The **mode** is the number that appears most often in a dataset. If no number repeats, the dataset has **no mode**.

In [None]:
%pip install scipy

In [None]:
from scipy import stats

# Mode
mode_value = stats.mode(data)
print(f"Mode: {mode_value.mode[0]}")

### 4\. **Variance**

**Variance** tells you how spread out your data is. If the values in your data are very spread out from the mean, the variance will be high. If they are close to the mean, the variance will be low.

In [None]:
# Variance
variance_value = np.var(data)
print(f"Variance: {variance_value}")

### 5\. **Standard Deviation**

The **standard deviation** is just the square root of the variance. It’s another way to measure how spread out the data is, but it’s in the same units as the original data, making it easier to understand.

In [None]:
# Standard Deviation
std_dev_value = np.std(data)
print(f"Standard Deviation: {std_dev_value}")

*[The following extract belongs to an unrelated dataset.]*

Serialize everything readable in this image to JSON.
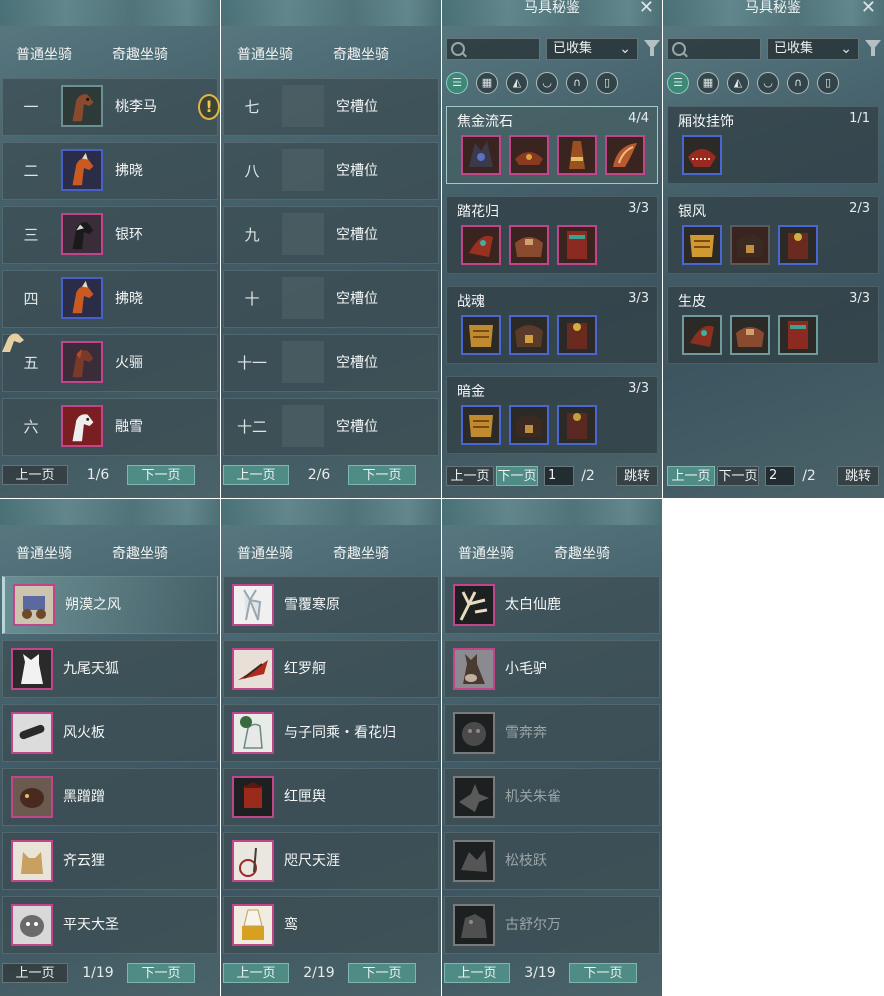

### 6\. **Minimum and Maximum**

The **minimum** is the smallest number, and the **maximum** is the largest number in a dataset.

In [None]:
# Minimum and Maximum
min_value = np.min(data)
max_value = np.max(data)

print(f"Minimum: {min_value}")
print(f"Maximum: {max_value}")

### 7\. **Percentiles**

A **percentile** tells you the value below which a certain percentage of your data lies. For example, the **50th percentile** is the **median**, which is the middle value.

In [None]:
# Percentile (e.g., 25th, 50th, 75th)
percentile_25 = np.percentile(data, 25)
percentile_50 = np.percentile(data, 50)
percentile_75 = np.percentile(data, 75)

print(f"25th Percentile: {percentile_25}")
print(f"50th Percentile (Median): {percentile_50}")
print(f"75th Percentile: {percentile_75}")

### 8\. **Correlation**

**Correlation** tells you how two sets of data are related. If two sets of data have a high correlation, it means when one set increases, the other tends to increase as well (or decrease, depending on the type of correlation).

In [13]:
data_2 = np.array([5, 4, 3, 2, 1])

# Correlation coefficient
correlation = np.corrcoef(data, data_2)
print(f"Correlation Coefficient:\n{correlation}")

Correlation Coefficient:
[[ 1. -1.]
 [-1.  1.]]


### 9\. **Cumulative Sum**

The **cumulative sum** is the running total of the values. It gives you a sense of how the sum changes as you move through the data.

In [None]:
# Cumulative Sum
cumsum_value = np.cumsum(data)
print(f"Cumulative Sum: {cumsum_value}")